The Truth? Few Muslims in Government
When Minnesota Republican Rep. Michele Bachmann and a group of colleagues called for a probe into “security concerns” over the employment of several Muslims in top government positions, Democrats and Republicans joined in condemning the call and in accusing those behind it of Islamophobia.
Yet, shining the spotlight on the issue of Muslim Americans in senior federal government positions also revealed a little-noticed truth: There aren’t many of them. In fact, less than a handful of Muslims hold top posts, and in general, activists believe, Muslim Americans are underrepresented in the civil service.
“Most Muslims in government are at the more junior levels,” said Haris Tarin, Washington office director of the Muslim Public Affairs Council. “There is no one in Cabinet level, no one at the deputy secretary level.”’

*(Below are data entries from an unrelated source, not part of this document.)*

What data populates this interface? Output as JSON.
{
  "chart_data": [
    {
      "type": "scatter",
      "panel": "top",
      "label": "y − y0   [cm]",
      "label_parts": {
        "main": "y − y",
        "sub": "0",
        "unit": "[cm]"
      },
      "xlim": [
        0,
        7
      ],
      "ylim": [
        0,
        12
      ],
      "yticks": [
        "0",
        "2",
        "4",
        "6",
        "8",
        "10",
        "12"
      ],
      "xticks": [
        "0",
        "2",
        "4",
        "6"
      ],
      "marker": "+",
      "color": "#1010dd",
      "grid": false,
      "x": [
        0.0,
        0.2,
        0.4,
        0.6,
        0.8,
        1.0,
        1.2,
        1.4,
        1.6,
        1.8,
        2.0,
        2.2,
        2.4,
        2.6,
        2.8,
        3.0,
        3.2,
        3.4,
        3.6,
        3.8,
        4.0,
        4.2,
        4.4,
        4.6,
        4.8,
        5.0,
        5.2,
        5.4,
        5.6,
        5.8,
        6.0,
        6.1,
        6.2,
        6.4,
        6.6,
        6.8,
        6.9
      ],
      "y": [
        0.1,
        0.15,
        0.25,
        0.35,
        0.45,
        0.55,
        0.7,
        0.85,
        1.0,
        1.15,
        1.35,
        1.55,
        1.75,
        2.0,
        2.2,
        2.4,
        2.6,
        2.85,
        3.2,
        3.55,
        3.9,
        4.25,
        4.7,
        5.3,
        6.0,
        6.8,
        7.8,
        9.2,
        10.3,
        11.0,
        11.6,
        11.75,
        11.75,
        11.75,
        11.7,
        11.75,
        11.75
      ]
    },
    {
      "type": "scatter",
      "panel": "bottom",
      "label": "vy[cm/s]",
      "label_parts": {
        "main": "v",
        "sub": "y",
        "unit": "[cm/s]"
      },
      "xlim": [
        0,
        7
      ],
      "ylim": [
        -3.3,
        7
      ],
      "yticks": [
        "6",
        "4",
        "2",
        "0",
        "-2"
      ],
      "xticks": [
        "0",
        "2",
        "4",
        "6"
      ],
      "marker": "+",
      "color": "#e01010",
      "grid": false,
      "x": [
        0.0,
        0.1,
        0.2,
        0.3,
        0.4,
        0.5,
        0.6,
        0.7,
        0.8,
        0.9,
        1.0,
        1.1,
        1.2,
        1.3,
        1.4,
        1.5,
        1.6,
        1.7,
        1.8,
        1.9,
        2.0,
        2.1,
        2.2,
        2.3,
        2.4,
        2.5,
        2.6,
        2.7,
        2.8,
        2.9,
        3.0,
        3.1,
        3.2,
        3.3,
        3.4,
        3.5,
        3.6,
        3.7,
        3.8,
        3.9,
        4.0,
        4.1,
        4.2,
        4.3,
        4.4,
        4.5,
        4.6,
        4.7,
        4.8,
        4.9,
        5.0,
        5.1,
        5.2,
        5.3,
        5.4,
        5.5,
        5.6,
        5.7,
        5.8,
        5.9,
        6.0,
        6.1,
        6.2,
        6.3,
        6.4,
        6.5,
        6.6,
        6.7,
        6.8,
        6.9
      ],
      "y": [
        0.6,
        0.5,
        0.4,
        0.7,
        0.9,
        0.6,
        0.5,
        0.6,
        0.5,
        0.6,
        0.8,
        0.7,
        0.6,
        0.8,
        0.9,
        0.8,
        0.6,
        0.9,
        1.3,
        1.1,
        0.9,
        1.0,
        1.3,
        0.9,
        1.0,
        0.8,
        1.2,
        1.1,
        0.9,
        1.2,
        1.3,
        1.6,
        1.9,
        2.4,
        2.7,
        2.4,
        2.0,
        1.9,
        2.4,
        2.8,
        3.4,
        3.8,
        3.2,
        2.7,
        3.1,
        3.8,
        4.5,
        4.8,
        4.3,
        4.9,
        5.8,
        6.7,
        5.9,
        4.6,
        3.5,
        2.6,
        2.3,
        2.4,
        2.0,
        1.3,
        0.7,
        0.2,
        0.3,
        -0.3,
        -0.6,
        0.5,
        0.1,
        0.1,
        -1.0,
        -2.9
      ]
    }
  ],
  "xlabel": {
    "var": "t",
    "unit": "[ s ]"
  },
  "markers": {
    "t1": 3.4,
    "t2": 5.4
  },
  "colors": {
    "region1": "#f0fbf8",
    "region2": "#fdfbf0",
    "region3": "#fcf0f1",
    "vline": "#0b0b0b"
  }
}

Muslims in America have been growing in numbers over the past decade. According to a recent study by the Association of Statisticians of American Religious Bodies, 2.6 million Muslims were living in America in 2010. This is roughly in line with a study produced by the Pew Research Center last year that also found that 63% of American Muslims were first-generation immigrants.
Yet, Muslims in senior federal positions are still a rarity. Currently, the most noted ones in the Obama administration include Huma Abedin, deputy chief of staff to Secretary of State Hillary Rodham Clinton (and wife of former New York Rep. Anthony Weiner); Rashad Hussain, who is America’s special envoy to the Organization of Islamic Cooperation, and Farah Pandith, the State Department’s special representative to Muslim communities. Two out of 535 members of Congress are also Muslim, both Democrats: Keith Ellison of Minnesota, and Indiana’s André Carson. Several other Muslims serve on federal advisory boards, including Dalia Mogahed, who advised the White House office of faith-based and neighborhood initiatives, and Mohamed Elibiary, who has consulted for the Department of Homeland Security.